La création olfactive est la manifestation de l’expression du parfumeur. Si la fragrance est éphémère et volatile, le parfum reflète l’esprit du temps qui passe. 

Tel un musicien qui compose sa partition, le nez crée sa formule. 
Au cours d’une conférence donnée aux Arts Décoratifs, Jean-Claude Ellena, parfumeur de la maison Hermès, et Dominique Ropion parfumeur chez IFF expliquaient leur démarche créative. D’abord se débarrasser de ses souvenirs olfactifs, puis guetter le « signal olfactif », qui sera à l’origine de l’idée et le début d’une belle histoire.
Ainsi la création olfactive commence dans l’abstraction et se termine dans la narration. Elle s’exempt formellement d’études marketing ou de recherches de tendances. Tout se fait avec le nez.
Si la fragrance est éphémère, certains parfums marquent l’histoire des grandes maisons. En voici cinq particulièrement mémorables.   

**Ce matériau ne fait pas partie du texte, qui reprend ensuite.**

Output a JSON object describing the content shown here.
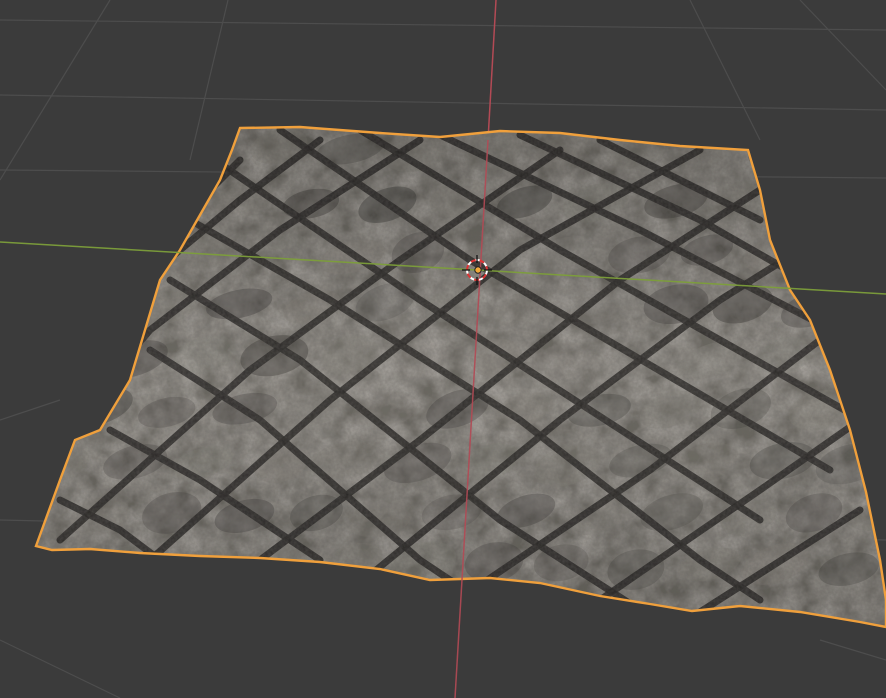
{
  "viewport": {
    "background_color": "#3b3b3b",
    "grid_line_color": "#4c4c4c",
    "x_axis_color": "#7d9f3a",
    "y_axis_color": "#b34a55",
    "selection_outline_color": "#f0a03c",
    "mesh_base_color": "#6d6a63",
    "mesh_dark_color": "#2e2c2a",
    "mesh_light_color": "#8a877f",
    "cursor_icon": "3d-cursor-icon",
    "origin_icon": "object-origin-dot-icon"
  }
}
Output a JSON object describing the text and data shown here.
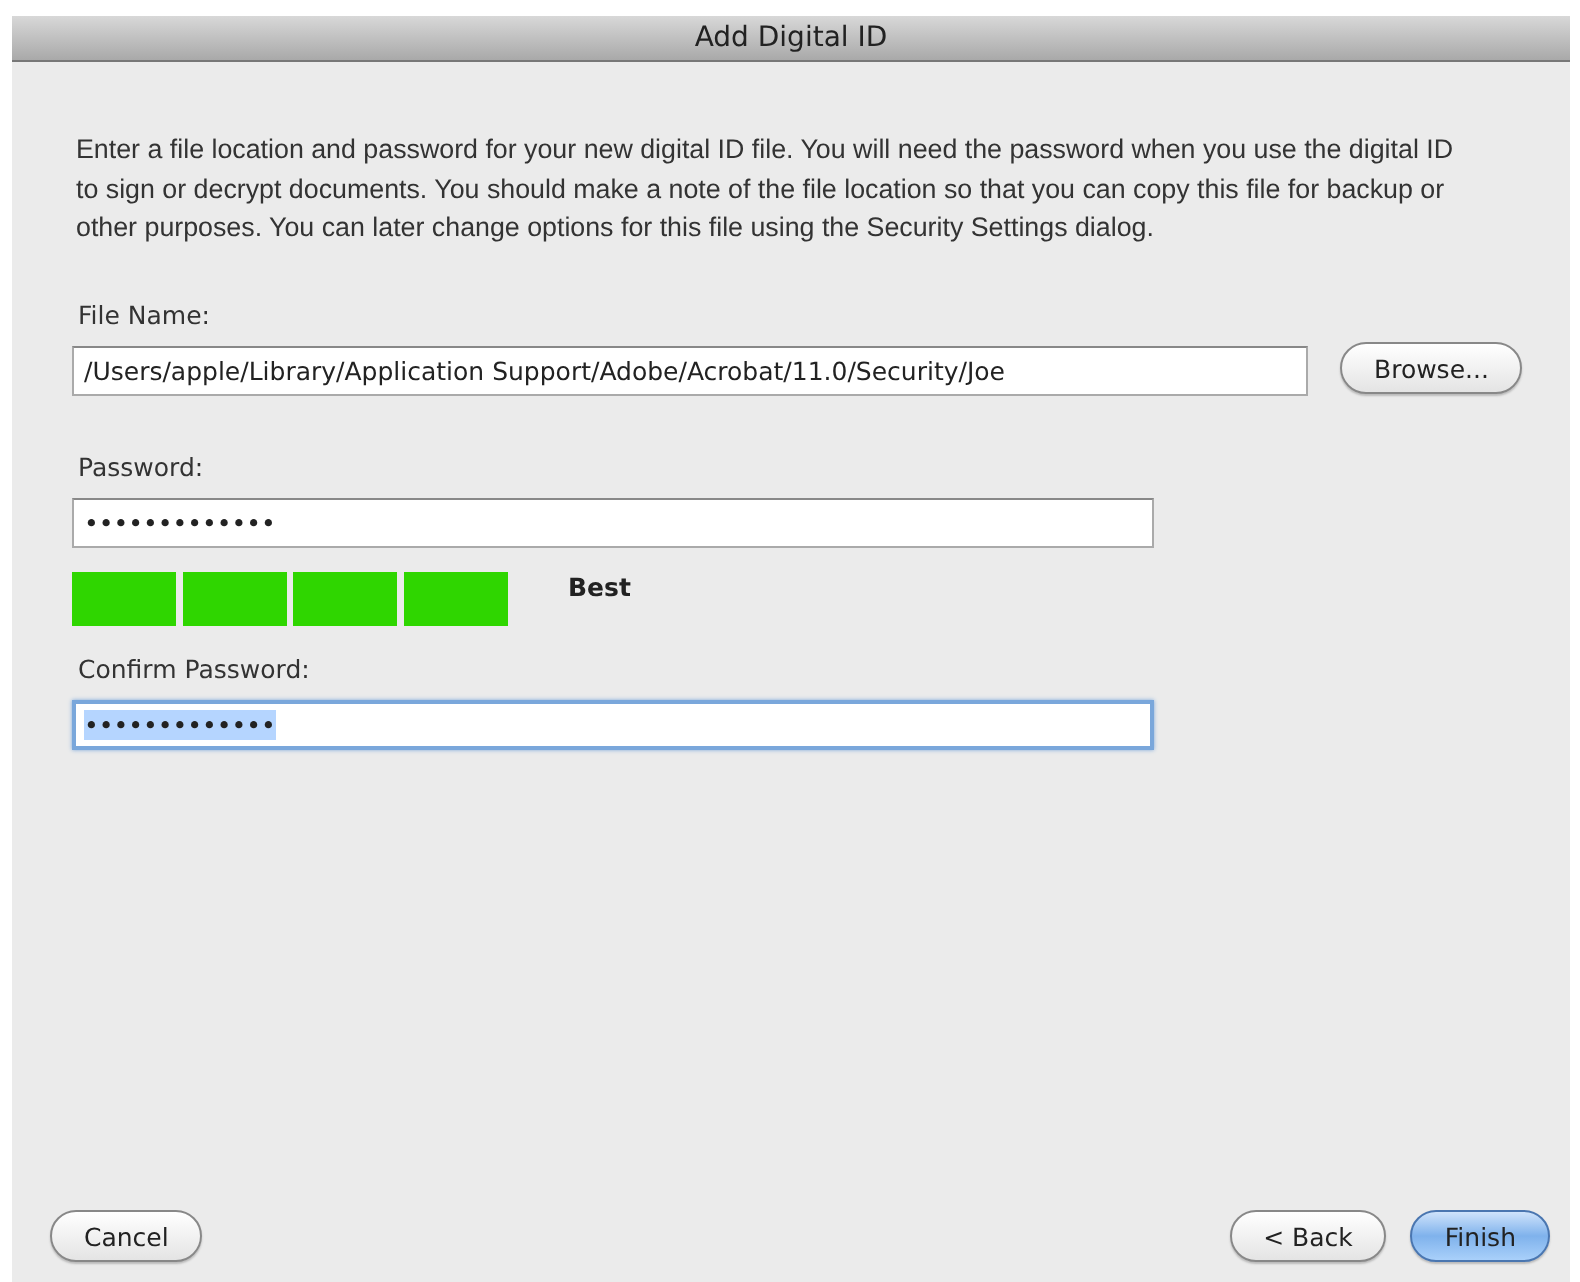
{
  "window": {
    "title": "Add Digital ID"
  },
  "intro": "Enter a file location and password for your new digital ID file. You will need the password when you use the digital ID to sign or decrypt documents. You should make a note of the file location so that you can copy this file for backup or other purposes. You can later change options for this file using the Security Settings dialog.",
  "file_name": {
    "label": "File Name:",
    "value": "/Users/apple/Library/Application Support/Adobe/Acrobat/11.0/Security/Joe",
    "browse": "Browse..."
  },
  "password": {
    "label": "Password:",
    "value": "•••••••••••••",
    "focused": false,
    "selected": false
  },
  "strength": {
    "level": 1,
    "label": "Best"
  },
  "confirm_password": {
    "label": "Confirm Password:",
    "value": "•••••••••••••",
    "focused": true,
    "selected": true
  },
  "buttons": [
    {
      "label": "Cancel",
      "default": false
    },
    {
      "label": "< Back",
      "default": false
    },
    {
      "label": "Finish",
      "default": true
    }
  ]
}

Jicky de Guerlain, une référence du tournant des années 20.


Le mythique N°5, le « bouquet de fleurs abstrait ».



Diorissimo, lancé en 1956.


L’Eau parfumée au thé vert de Bulgari, lancé en 1992.


Et le très controversé Opium d’Yves Saint Laurent, lancé en 1977.



Des jus remarquables, mais finalement, le marketing n’y ajouterait-il pas aussi sa (petite) dose ?
Le parfumeur crée des mythes, le marketing les construit. Un écart de noblesse qui peut s’avérer destructeur. 

Toutes les grandes maisons n’ouvrent pas leur univers à celui de la parfumerie, mais la plupart le font. L’année 2012 a déjà marqué le lancement dans le parfum de Marni, Elie Saab, Rick Owens, ou encore Diane Von Furstenberg.
La maison Louis Vuitton aussi a annoncé son retour dans cet univers, avec le nez Jacques Cavallier – Belletrud.
Son dernier parfum, la réédition limitée de L’Eau de Voyage, remonte à 1980.